Tiresias, el adivino ciego, reconvendrá al rey por su falta de visión. Con su adulteración artera del problema (la cuestión moral se resuelve en interés político), Creonte se ha colocado en un lugar desde el que ya no ve correctamente. Situado en el centro del poder y del razonamiento, es invisible para sí mismo y se instituye en juez último de todo, que pierde su autonomía: la moral se reduce a estrategia, la religión, a justificación, y al otro se le hace perecer a conveniencia.

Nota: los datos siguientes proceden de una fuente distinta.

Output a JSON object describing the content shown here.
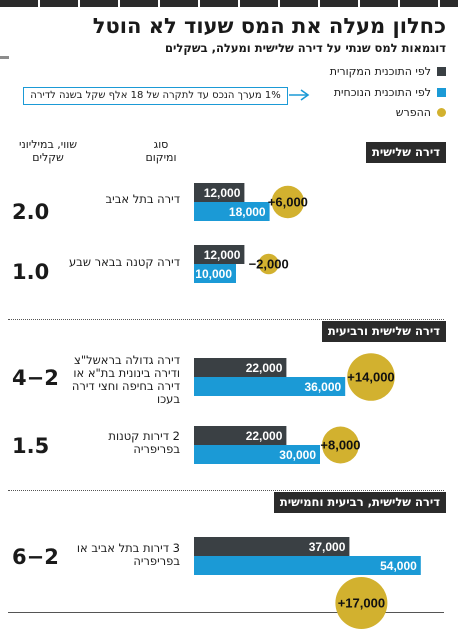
{
  "title": "כחלון מעלה את המס שעוד לא הוטל",
  "subtitle": "דוגמאות למס שנתי על דירה שלישית ומעלה, בשקלים",
  "legend": [
    {
      "label": "לפי התוכנית המקורית",
      "color": "#3a4044",
      "shape": "square"
    },
    {
      "label": "לפי התוכנית הנוכחית",
      "color": "#1b9ad6",
      "shape": "square"
    },
    {
      "label": "ההפרש",
      "color": "#d2b12f",
      "shape": "circle"
    }
  ],
  "callout": {
    "text": "1% מערך הנכס עד לתקרה של 18 אלף שקל בשנה לדירה"
  },
  "column_headers": {
    "worth": "שווי, במיליוני שקלים",
    "type": "סוג ומיקום"
  },
  "chart_data": {
    "type": "bar",
    "series": [
      {
        "name": "לפי התוכנית המקורית",
        "color": "#3a4044"
      },
      {
        "name": "לפי התוכנית הנוכחית",
        "color": "#1b9ad6"
      },
      {
        "name": "ההפרש",
        "color": "#d2b12f"
      }
    ],
    "sections": [
      {
        "title": "דירה שלישית",
        "rows": [
          {
            "label": "דירה בתל אביב",
            "worth": "2.0",
            "original": 12000,
            "current": 18000,
            "difference": "+6,000",
            "difference_value": 6000
          },
          {
            "label": "דירה קטנה בבאר שבע",
            "worth": "1.0",
            "original": 12000,
            "current": 10000,
            "difference": "−2,000",
            "difference_value": -2000
          }
        ]
      },
      {
        "title": "דירה שלישית ורביעית",
        "rows": [
          {
            "label": "דירה גדולה בראשל\"צ ודירה בינונית בת\"א או דירה בחיפה וחצי דירה בעכו",
            "worth": "4−2",
            "original": 22000,
            "current": 36000,
            "difference": "+14,000",
            "difference_value": 14000
          },
          {
            "label": "2 דירות קטנות בפריפריה",
            "worth": "1.5",
            "original": 22000,
            "current": 30000,
            "difference": "+8,000",
            "difference_value": 8000
          }
        ]
      },
      {
        "title": "דירה שלישית, רביעית וחמישית",
        "rows": [
          {
            "label": "3 דירות בתל אביב או בפריפריה",
            "worth": "6−2",
            "original": 37000,
            "current": 54000,
            "difference": "+17,000",
            "difference_value": 17000
          }
        ]
      }
    ]
  }
}
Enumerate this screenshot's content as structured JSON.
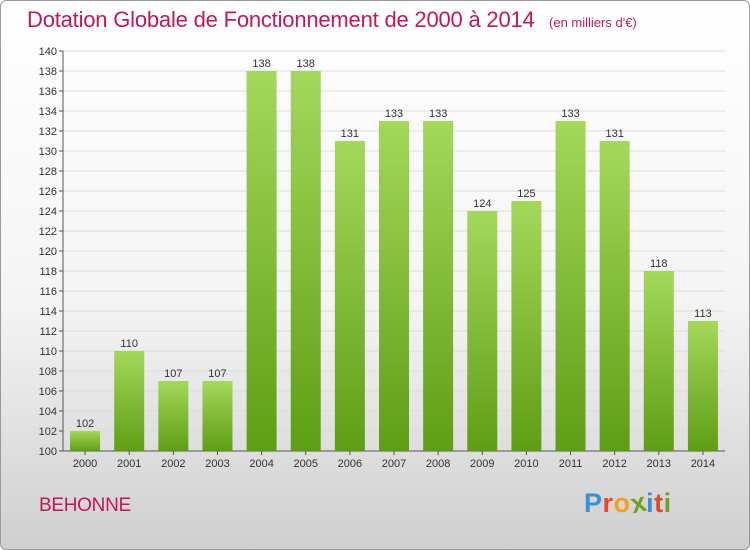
{
  "header": {
    "title": "Dotation Globale de Fonctionnement de 2000 à 2014",
    "unit": "(en milliers d'€)"
  },
  "footer": {
    "commune": "BEHONNE",
    "logo_letters": [
      "P",
      "r",
      "o",
      "x",
      "i",
      "t",
      "i"
    ],
    "logo_colors": [
      "#3b8fd9",
      "#e8472e",
      "#f2a11f",
      "#6aa31e",
      "#3b8fd9",
      "#e8472e",
      "#6aa31e"
    ]
  },
  "colors": {
    "bar_top": "#a4d85a",
    "bar_bottom": "#5f9e14",
    "title": "#c2185b",
    "grid": "#dcdcdc"
  },
  "chart_data": {
    "type": "bar",
    "categories": [
      "2000",
      "2001",
      "2002",
      "2003",
      "2004",
      "2005",
      "2006",
      "2007",
      "2008",
      "2009",
      "2010",
      "2011",
      "2012",
      "2013",
      "2014"
    ],
    "values": [
      102,
      110,
      107,
      107,
      138,
      138,
      131,
      133,
      133,
      124,
      125,
      133,
      131,
      118,
      113
    ],
    "data_labels": [
      "102",
      "110",
      "107",
      "107",
      "138",
      "138",
      "131",
      "133",
      "133",
      "124",
      "125",
      "133",
      "131",
      "118",
      "113"
    ],
    "yticks": [
      "100",
      "102",
      "104",
      "106",
      "108",
      "110",
      "112",
      "114",
      "116",
      "118",
      "120",
      "122",
      "124",
      "126",
      "128",
      "130",
      "132",
      "134",
      "136",
      "138",
      "140"
    ],
    "ylim": [
      100,
      140
    ],
    "grid": true
  }
}
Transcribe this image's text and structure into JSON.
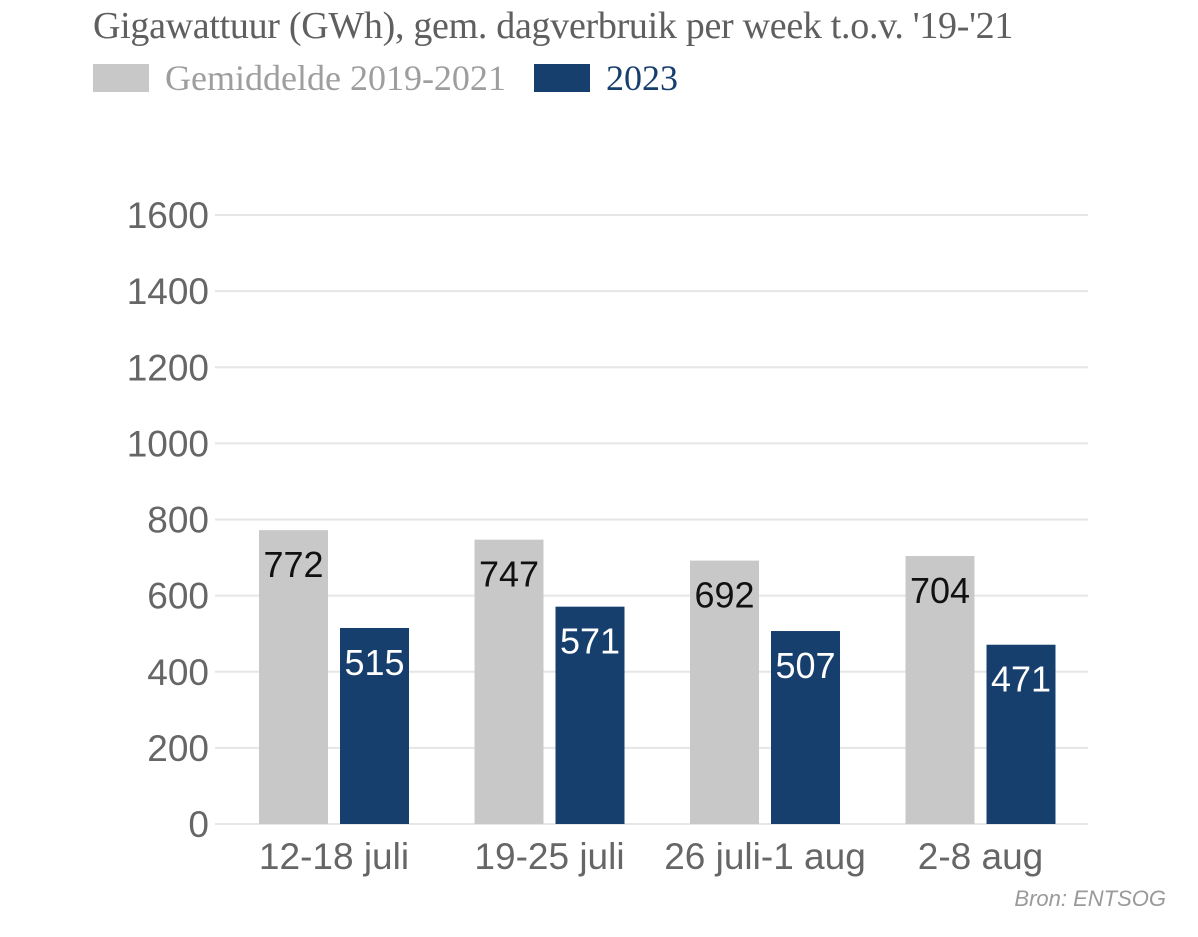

Sin embargo, Antígona, mirando en atención al otro, ha comprendido que es posible superar la división entre los hombres y, por lo tanto, el mal. Ofrece una lección que el cristianismo proclamará cuatrocientos años más tarde: el mal nace del egoísmo, y solo se vence con amor. El hombre produce a su enemigo al condenarlo desde su encerramiento; se reconcilia con él cuando lo acepta. Hemos nacido para querernos, en eso consiste nuestra naturaleza; no para compartir el odio, por más que los dominadores refuercen esta tendencia; nos inciten y obliguen continuamente a ella.
He ahí el verdadero dilema: o actuar bajo el poder, emanación directa del egoísmo, que se aísla, juzga y produce división; o según el amor, que escucha las razones del otro, lo reconoce y busca su amistad. Pero es un dilema trágico: la muerte de Antígona revela la condición desesperada del amor: enfrentado al poder, casi nunca vence; su atrevimiento por hacer amigos a todos es continuamente obstaculizado e impedido por los fuertes, ya con razones, ya con crímenes.
Antígona es una tragedia; pero la desgracia no concluye con la desaparición de la heroína. Hemón, el hijo de Creonte y prometido de Antígona, se suicida, y, al saberlo, se suicida también Eurídice, su madre. Creonte quiere arrepentirse a último momento, cuando Tiresias le muestra que se equivoca y él, aterrado, lo admite. Pero su rectificación llega tarde: el desastre se ha consumado y todos están muertos.
La tragedia alcanza también al poderoso. El castigo a Creonte, seguro en su lógica, nos revela el error. Su terquedad en crear enemigos ha hecho que el pueblo calle de miedo, y que sus seres queridos lo abandonen. Vemos que la estrategia de la división resulta insoportable para los adversarios, que mueren, como para los cercanos, quienes en algún momento dejarán de sostenerla.
Aún hay más: la soledad final de Creonte nos descubre que su criterio moral es pernicioso también para sí mismo, pues su justificación última: yo-en mi vida-masculina se hunde al verse reducida a un hombre aislado, a una existencia que seguirá en soledad hasta su muerte y a una masculinidad sin compañía, estéril.